European Shares Seen Opening Up As Rate Fears Ebb

European Shares Seen Opening Up As Rate Fears Ebb

October 11, 2023

European stocks are likely to open higher on Thursday after tech stocks led Wall Street’s rebound overnight on easing fears over the need for further rate rises.

A 5 percent drop in crude prices on Wednesday also helped ease investor concerns around inflation.

Asian markets were broadly higher, with Japan’s Nikkei climbing 1.7 percent after declining to a four-month low the previous day.

The dollar gave up some recent gains and U.S. Treasury yields moderated as traders scaled back forecasts for Fed tightening this year.

Oil rose about half a percent in Asian trade, paring losses from its steepest one-day drop in a year.

Gold ticked higher ahead of U.S. weekly jobless claims data due later in the day and the more-closely watched U.S nonfarm payrolls report, due on Friday.

Economists expect U.S. employment to increase by 170,000 jobs in September after an increase of 187,000 jobs in August.

The unemployment rate is expected to edge down to 3.7 percent from 3.8 percent.

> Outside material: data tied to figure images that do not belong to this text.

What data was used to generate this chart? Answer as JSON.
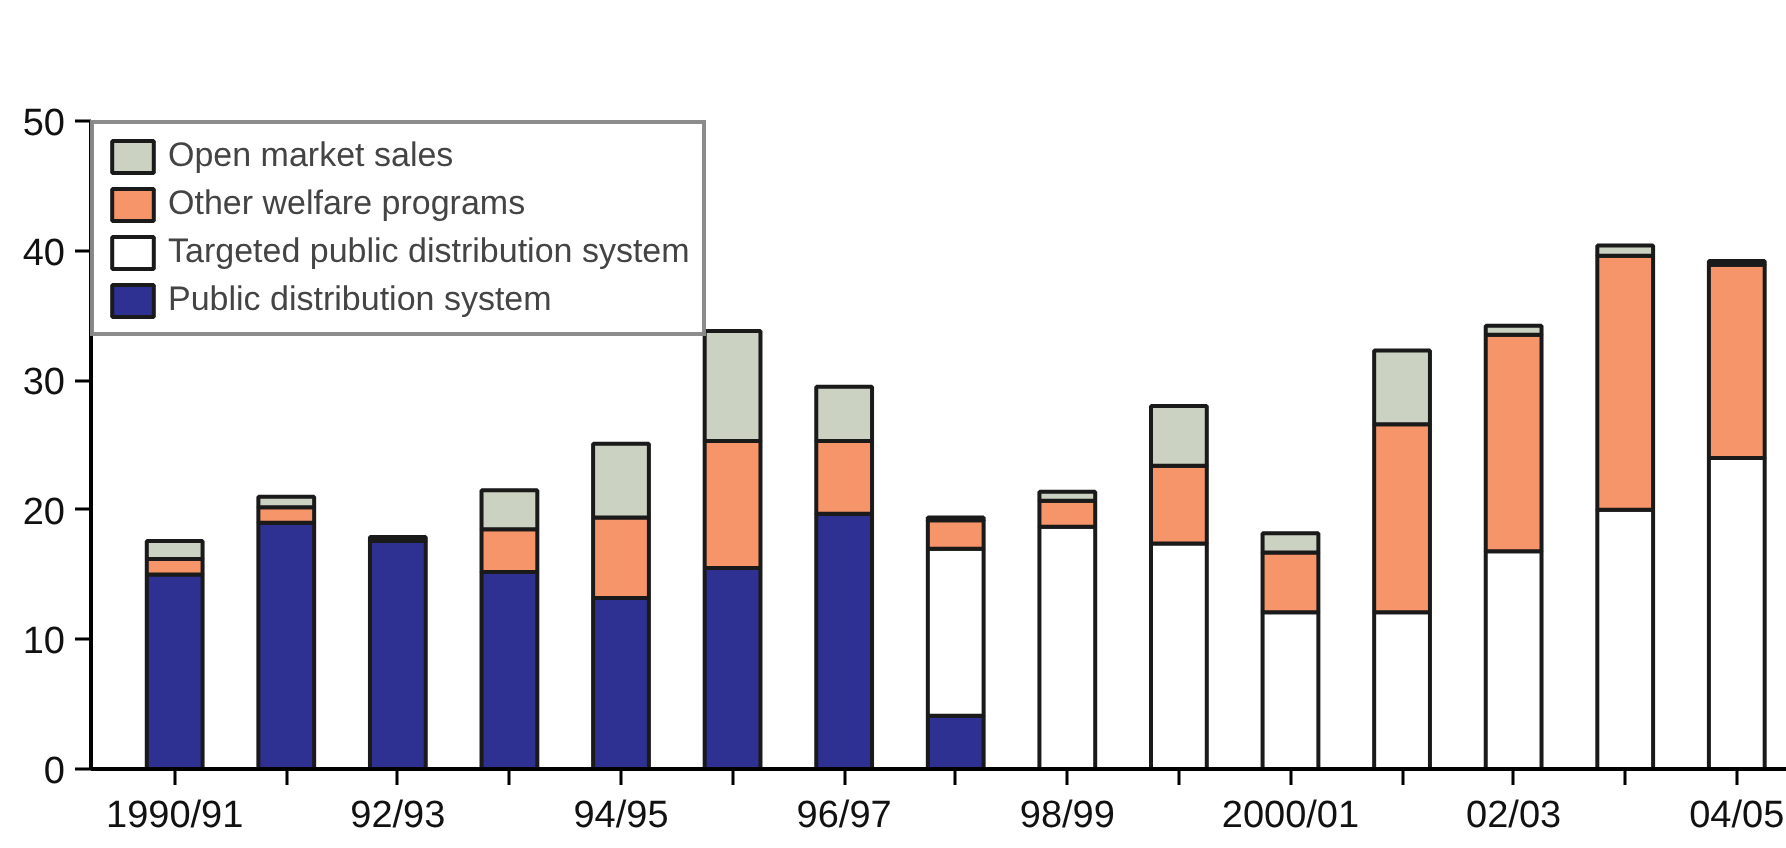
{
  "chart_data": {
    "type": "bar",
    "stacked": true,
    "categories": [
      "1990/91",
      null,
      "92/93",
      null,
      "94/95",
      null,
      "96/97",
      null,
      "98/99",
      null,
      "2000/01",
      null,
      "02/03",
      null,
      "04/05"
    ],
    "series": [
      {
        "name": "Public distribution system",
        "color": "#2e3192",
        "values": [
          15.0,
          19.0,
          17.6,
          15.2,
          13.2,
          15.5,
          19.7,
          4.1,
          null,
          null,
          null,
          null,
          null,
          null,
          null
        ]
      },
      {
        "name": "Targeted public distribution system",
        "color": "#ffffff",
        "values": [
          null,
          null,
          null,
          null,
          null,
          null,
          null,
          12.9,
          18.7,
          17.4,
          12.1,
          12.1,
          16.8,
          20.0,
          24.0
        ]
      },
      {
        "name": "Other welfare programs",
        "color": "#f7956a",
        "values": [
          1.2,
          1.2,
          0.3,
          3.3,
          6.2,
          9.8,
          5.6,
          2.2,
          2.0,
          6.0,
          4.6,
          14.5,
          16.7,
          19.6,
          14.9
        ]
      },
      {
        "name": "Open market sales",
        "color": "#cbd2c1",
        "values": [
          1.4,
          0.8,
          null,
          3.0,
          5.7,
          8.5,
          4.2,
          0.2,
          0.7,
          4.6,
          1.5,
          5.7,
          0.7,
          0.8,
          0.3
        ]
      }
    ],
    "ylim": [
      0,
      50
    ],
    "yticks": [
      0,
      10,
      20,
      30,
      40,
      50
    ],
    "grid": false,
    "legend": "top left"
  }
}
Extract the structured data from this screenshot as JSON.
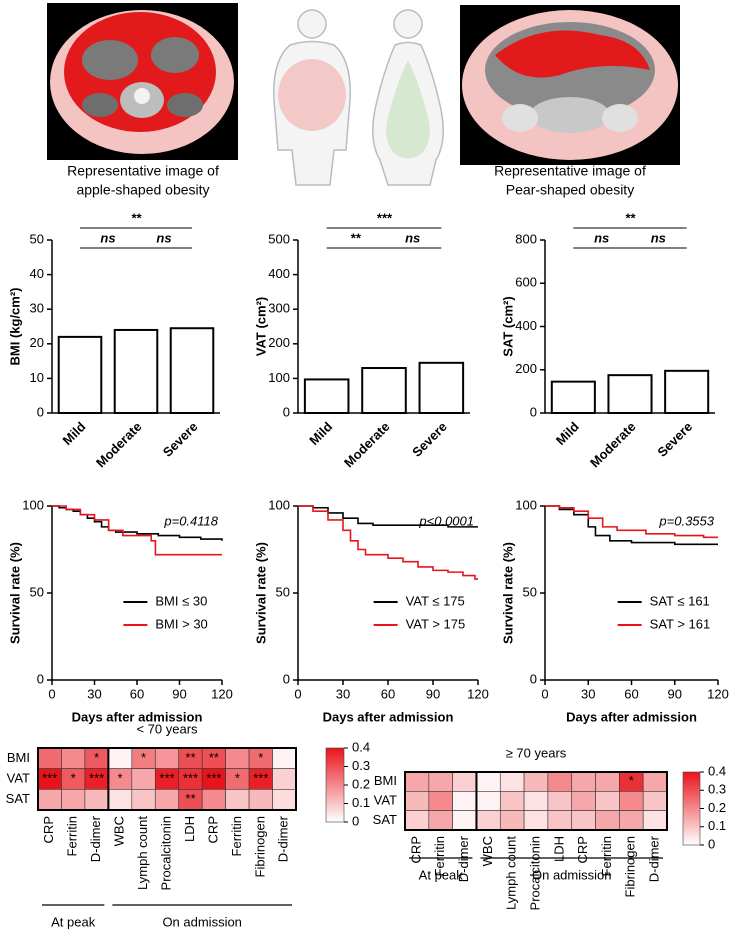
{
  "figure_images": {
    "captions": [
      [
        "Representative image of",
        "apple-shaped obesity"
      ],
      [
        "Representative image of",
        "Pear-shaped obesity"
      ]
    ]
  },
  "chart_data": [
    {
      "type": "bar",
      "ylabel": "BMI (kg/cm²)",
      "categories": [
        "Mild",
        "Moderate",
        "Severe"
      ],
      "values": [
        22,
        24,
        24.5
      ],
      "color": "#ffffff",
      "ylim": [
        0,
        50
      ],
      "yticks": [
        0,
        10,
        20,
        30,
        40,
        50
      ],
      "annotations": [
        {
          "text": "**",
          "categories": [
            "Mild",
            "Severe"
          ]
        },
        {
          "text": "ns",
          "categories": [
            "Mild",
            "Moderate"
          ]
        },
        {
          "text": "ns",
          "categories": [
            "Moderate",
            "Severe"
          ]
        }
      ]
    },
    {
      "type": "bar",
      "ylabel": "VAT (cm²)",
      "categories": [
        "Mild",
        "Moderate",
        "Severe"
      ],
      "values": [
        97,
        130,
        145
      ],
      "color": "#ffffff",
      "ylim": [
        0,
        500
      ],
      "yticks": [
        0,
        100,
        200,
        300,
        400,
        500
      ],
      "annotations": [
        {
          "text": "***",
          "categories": [
            "Mild",
            "Severe"
          ]
        },
        {
          "text": "**",
          "categories": [
            "Mild",
            "Moderate"
          ]
        },
        {
          "text": "ns",
          "categories": [
            "Moderate",
            "Severe"
          ]
        }
      ]
    },
    {
      "type": "bar",
      "ylabel": "SAT (cm²)",
      "categories": [
        "Mild",
        "Moderate",
        "Severe"
      ],
      "values": [
        145,
        175,
        195
      ],
      "color": "#ffffff",
      "ylim": [
        0,
        800
      ],
      "yticks": [
        0,
        200,
        400,
        600,
        800
      ],
      "annotations": [
        {
          "text": "**",
          "categories": [
            "Mild",
            "Severe"
          ]
        },
        {
          "text": "ns",
          "categories": [
            "Mild",
            "Moderate"
          ]
        },
        {
          "text": "ns",
          "categories": [
            "Moderate",
            "Severe"
          ]
        }
      ]
    },
    {
      "type": "line",
      "step": true,
      "xlabel": "Days after admission",
      "ylabel": "Survival rate (%)",
      "annotation": "p=0.4118",
      "xlim": [
        0,
        120
      ],
      "xticks": [
        0,
        30,
        60,
        90,
        120
      ],
      "ylim": [
        0,
        100
      ],
      "yticks": [
        0,
        50,
        100
      ],
      "legend": "lower right",
      "series": [
        {
          "name": "BMI ≤ 30",
          "color": "#000000",
          "x": [
            0,
            5,
            10,
            15,
            20,
            25,
            30,
            35,
            40,
            45,
            60,
            75,
            90,
            105,
            120
          ],
          "values": [
            100,
            99,
            98,
            97,
            95,
            93,
            91,
            88,
            86,
            85,
            84,
            83,
            82,
            81,
            80
          ]
        },
        {
          "name": "BMI > 30",
          "color": "#e8141c",
          "x": [
            0,
            10,
            20,
            30,
            40,
            50,
            70,
            73,
            120
          ],
          "values": [
            100,
            98,
            95,
            92,
            86,
            83,
            80,
            72,
            72
          ]
        }
      ]
    },
    {
      "type": "line",
      "step": true,
      "xlabel": "Days after admission",
      "ylabel": "Survival rate (%)",
      "annotation": "p<0.0001",
      "xlim": [
        0,
        120
      ],
      "xticks": [
        0,
        30,
        60,
        90,
        120
      ],
      "ylim": [
        0,
        100
      ],
      "yticks": [
        0,
        50,
        100
      ],
      "legend": "lower right",
      "series": [
        {
          "name": "VAT ≤ 175",
          "color": "#000000",
          "x": [
            0,
            10,
            20,
            30,
            40,
            50,
            80,
            100,
            120
          ],
          "values": [
            100,
            99,
            96,
            93,
            90,
            89,
            89,
            88,
            88
          ]
        },
        {
          "name": "VAT > 175",
          "color": "#e8141c",
          "x": [
            0,
            10,
            20,
            30,
            35,
            40,
            45,
            60,
            70,
            80,
            90,
            100,
            110,
            118,
            120
          ],
          "values": [
            100,
            97,
            92,
            86,
            80,
            75,
            72,
            70,
            68,
            65,
            63,
            62,
            60,
            58,
            58
          ]
        }
      ]
    },
    {
      "type": "line",
      "step": true,
      "xlabel": "Days after admission",
      "ylabel": "Survival rate (%)",
      "annotation": "p=0.3553",
      "xlim": [
        0,
        120
      ],
      "xticks": [
        0,
        30,
        60,
        90,
        120
      ],
      "ylim": [
        0,
        100
      ],
      "yticks": [
        0,
        50,
        100
      ],
      "legend": "lower right",
      "series": [
        {
          "name": "SAT ≤ 161",
          "color": "#000000",
          "x": [
            0,
            10,
            20,
            30,
            35,
            45,
            60,
            90,
            120
          ],
          "values": [
            100,
            98,
            95,
            88,
            83,
            80,
            79,
            78,
            78
          ]
        },
        {
          "name": "SAT > 161",
          "color": "#e8141c",
          "x": [
            0,
            10,
            20,
            30,
            40,
            50,
            70,
            90,
            110,
            120
          ],
          "values": [
            100,
            99,
            97,
            93,
            88,
            86,
            84,
            83,
            82,
            82
          ]
        }
      ]
    },
    {
      "type": "heatmap",
      "title": "< 70 years",
      "rows": [
        "BMI",
        "VAT",
        "SAT"
      ],
      "columns": [
        "CRP",
        "Ferritin",
        "D-dimer",
        "WBC",
        "Lymph count",
        "Procalcitonin",
        "LDH",
        "CRP",
        "Ferritin",
        "Fibrinogen",
        "D-dimer"
      ],
      "column_groups": [
        {
          "label": "At peak",
          "columns": [
            "CRP",
            "Ferritin",
            "D-dimer"
          ]
        },
        {
          "label": "On admission",
          "columns": [
            "WBC",
            "Lymph count",
            "Procalcitonin",
            "LDH",
            "CRP",
            "Ferritin",
            "Fibrinogen",
            "D-dimer"
          ]
        }
      ],
      "values": [
        [
          0.25,
          0.2,
          0.28,
          0.02,
          0.22,
          0.18,
          0.3,
          0.3,
          0.2,
          0.25,
          0.02
        ],
        [
          0.4,
          0.28,
          0.38,
          0.2,
          0.15,
          0.38,
          0.35,
          0.4,
          0.25,
          0.38,
          0.08
        ],
        [
          0.15,
          0.15,
          0.12,
          0.05,
          0.1,
          0.15,
          0.3,
          0.2,
          0.1,
          0.12,
          0.06
        ]
      ],
      "cell_labels": [
        [
          null,
          null,
          "*",
          null,
          "*",
          null,
          "**",
          "**",
          null,
          "*",
          null
        ],
        [
          "***",
          "*",
          "***",
          "*",
          null,
          "***",
          "***",
          "***",
          "*",
          "***",
          null
        ],
        [
          null,
          null,
          null,
          null,
          null,
          null,
          "**",
          null,
          null,
          null,
          null
        ]
      ],
      "colors": [
        "#ffffff",
        "#e8141c"
      ],
      "zlim": [
        0,
        0.4
      ],
      "zticks": [
        0,
        0.1,
        0.2,
        0.3,
        0.4
      ]
    },
    {
      "type": "heatmap",
      "title": "≥ 70 years",
      "rows": [
        "BMI",
        "VAT",
        "SAT"
      ],
      "columns": [
        "CRP",
        "Ferritin",
        "D-dimer",
        "WBC",
        "Lymph count",
        "Procalcitonin",
        "LDH",
        "CRP",
        "Ferritin",
        "Fibrinogen",
        "D-dimer"
      ],
      "column_groups": [
        {
          "label": "At peak",
          "columns": [
            "CRP",
            "Ferritin",
            "D-dimer"
          ]
        },
        {
          "label": "On admission",
          "columns": [
            "WBC",
            "Lymph count",
            "Procalcitonin",
            "LDH",
            "CRP",
            "Ferritin",
            "Fibrinogen",
            "D-dimer"
          ]
        }
      ],
      "values": [
        [
          0.15,
          0.15,
          0.08,
          0.02,
          0.05,
          0.12,
          0.2,
          0.15,
          0.15,
          0.35,
          0.15
        ],
        [
          0.12,
          0.2,
          0.02,
          0.02,
          0.1,
          0.05,
          0.1,
          0.15,
          0.1,
          0.2,
          0.1
        ],
        [
          0.08,
          0.15,
          0.02,
          0.08,
          0.12,
          0.05,
          0.1,
          0.1,
          0.15,
          0.15,
          0.05
        ]
      ],
      "cell_labels": [
        [
          null,
          null,
          null,
          null,
          null,
          null,
          null,
          null,
          null,
          "*",
          null
        ],
        [
          null,
          null,
          null,
          null,
          null,
          null,
          null,
          null,
          null,
          null,
          null
        ],
        [
          null,
          null,
          null,
          null,
          null,
          null,
          null,
          null,
          null,
          null,
          null
        ]
      ],
      "colors": [
        "#ffffff",
        "#e8141c"
      ],
      "zlim": [
        0,
        0.4
      ],
      "zticks": [
        0,
        0.1,
        0.2,
        0.3,
        0.4
      ]
    }
  ]
}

The European economic calendar remains light, with foreign trade and construction Purchasing Managers’ survey results from Germany due later in the day.

U.S. stocks rebounded from four-month lows overnight and bond yields pulled back from 16-year highs after data showed private-sector employers added 89,000 jobs in September, the fewest since January 2021 – helping calm some fears over high interest rates.

A separate report revealed activity in the U.S. services sector slowed in September.

The Dow added 0.4 percent to snap a three-day losing streak, while the tech-heavy Nasdaq Composite rallied 1.4 percent and the S&P 500 climbed 0.8 percent.

European stocks ended a choppy session mixed on Wednesday as investors assessed a deluge of regional data.

The pan-European STOXX 600 slipped 0.1 percent. The German DAX finished marginally higher, while France’s CAC 40 ended flat with a negative bias and the U.K.’s FTSE 100 dropped 0.8 percent.